Single by the Rolling Stones

from the album Steel Wheels
- B-side: "Wish I'd Never Met You"; "Mixed Emotions";
- Released: 31 January 1990
- Length: 4:37; 4:10 (single edit);
- Label: Rolling Stones
- Songwriters: Mick Jagger; Keith Richards; Steve Jordan;
- Producers: Chris Kimsey; the Glimmer Twins;

The Rolling Stones singles chronology
| "Rock and a Hard Place" (1989) | "Almost Hear You Sigh" (1990) | "Terrifying" (1989) |

Steel Wheels track listing
- 12 tracks Side one "Sad Sad Sad"; "Mixed Emotions"; "Terrifying"; "Hold On to Your Hat"; "Hearts for Sale"; "Blinded by Love"; Side two "Rock and a Hard Place"; "Can't Be Seen"; "Almost Hear You Sigh"; "Continental Drift"; "Break the Spell"; "Slipping Away";

Music video
- "Almost Hear You Sigh" on YouTube

= Almost Hear You Sigh =

1990 song by The Rolling Stones

"Almost Hear You Sigh" is a song by English rock band the Rolling Stones from their 1989 album, Steel Wheels, written by Mick Jagger, Keith Richards, and Steve Jordan. The song was originally a contender for inclusion on Richards' first solo album, Talk Is Cheap, but he decided to play it for Jagger and Chris Kimsey the next year during recording sessions in Montserrat for the Steel Wheels album. With the exception of some lyrical alteration by Jagger, the composition was left in its original form. Released in January 1990 as the third single from Steel Wheels, the song reached No. 50 on the US Billboard Hot 100, No. 1 on the Billboard Album Rock Tracks chart, and No. 31 on the UK Singles Chart.

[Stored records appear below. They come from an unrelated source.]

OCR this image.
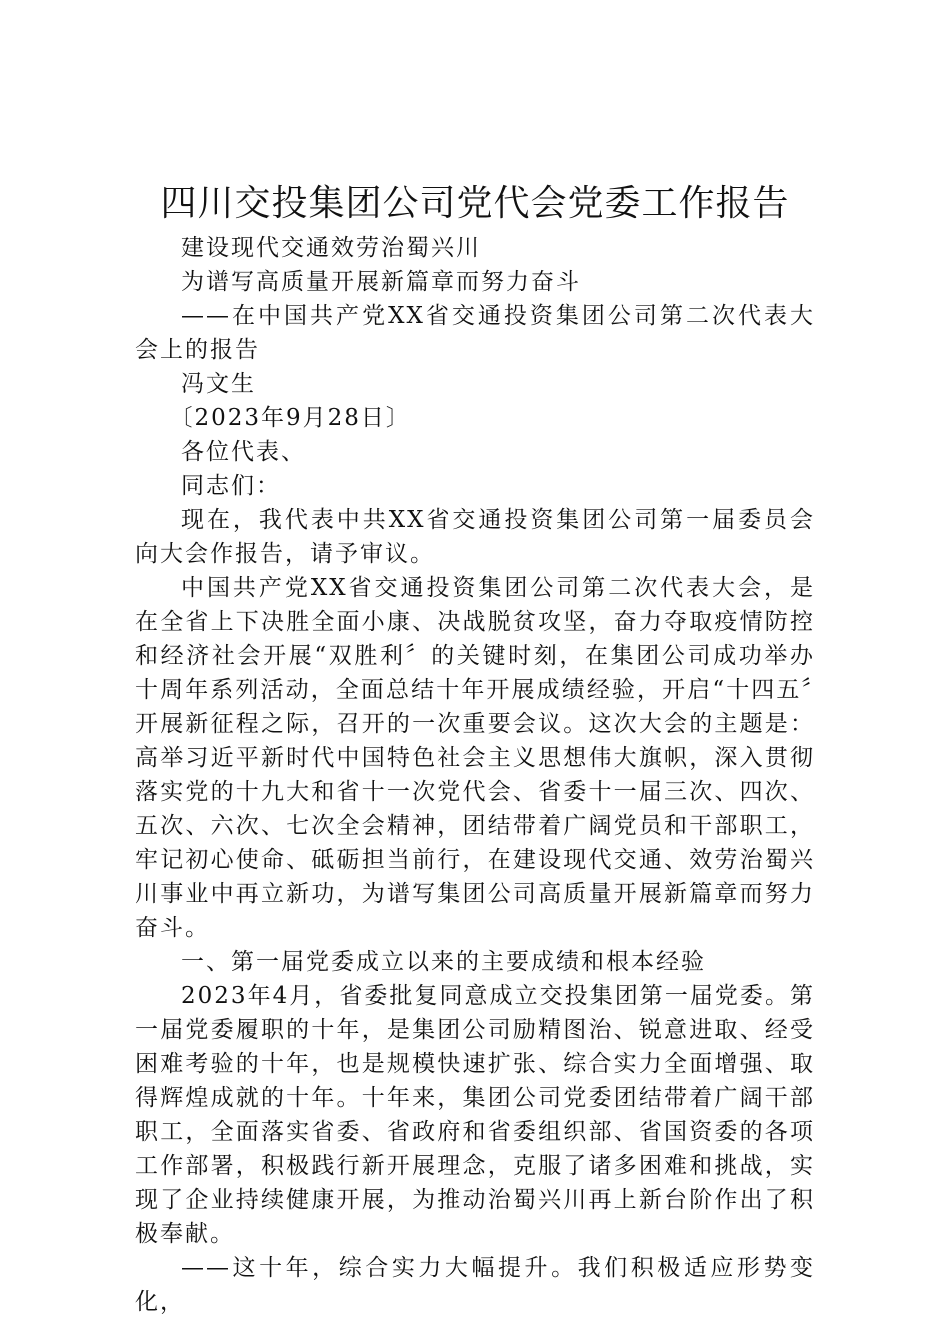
四川交投集团公司党代会党委工作报告

建设现代交通效劳治蜀兴川

为谱写高质量开展新篇章而努力奋斗

——在中国共产党XX省交通投资集团公司第二次代表大会上的报告

冯文生

〔2023年9月28日〕

各位代表、

同志们：

现在，我代表中共XX省交通投资集团公司第一届委员会向大会作报告，请予审议。

中国共产党XX省交通投资集团公司第二次代表大会，是在全省上下决胜全面小康、决战脱贫攻坚，奋力夺取疫情防控和经济社会开展“双胜利〞的关键时刻，在集团公司成功举办十周年系列活动，全面总结十年开展成绩经验，开启“十四五〞开展新征程之际，召开的一次重要会议。这次大会的主题是：高举习近平新时代中国特色社会主义思想伟大旗帜，深入贯彻落实党的十九大和省十一次党代会、省委十一届三次、四次、五次、六次、七次全会精神，团结带着广阔党员和干部职工，牢记初心使命、砥砺担当前行，在建设现代交通、效劳治蜀兴川事业中再立新功，为谱写集团公司高质量开展新篇章而努力奋斗。

一、第一届党委成立以来的主要成绩和根本经验

2023年4月，省委批复同意成立交投集团第一届党委。第一届党委履职的十年，是集团公司励精图治、锐意进取、经受困难考验的十年，也是规模快速扩张、综合实力全面增强、取得辉煌成就的十年。十年来，集团公司党委团结带着广阔干部职工，全面落实省委、省政府和省委组织部、省国资委的各项工作部署，积极践行新开展理念，克服了诸多困难和挑战，实现了企业持续健康开展，为推动治蜀兴川再上新台阶作出了积极奉献。

——这十年，综合实力大幅提升。我们积极适应形势变化，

== Release and reception ==
Released as the album's third single in January 1990, "Almost Hear You Sigh" made it to No. 50 on the US Billboard Hot 100 and No. 1 for one week on the Billboard Album Rock Tracks chart. Given that the Rolling Stones' comeback 1989 North American tour had finished in December, the song got limited radio airplay. A music video was shot in black and white during the band's 1989 visit to Toronto, for two shows at the Skydome.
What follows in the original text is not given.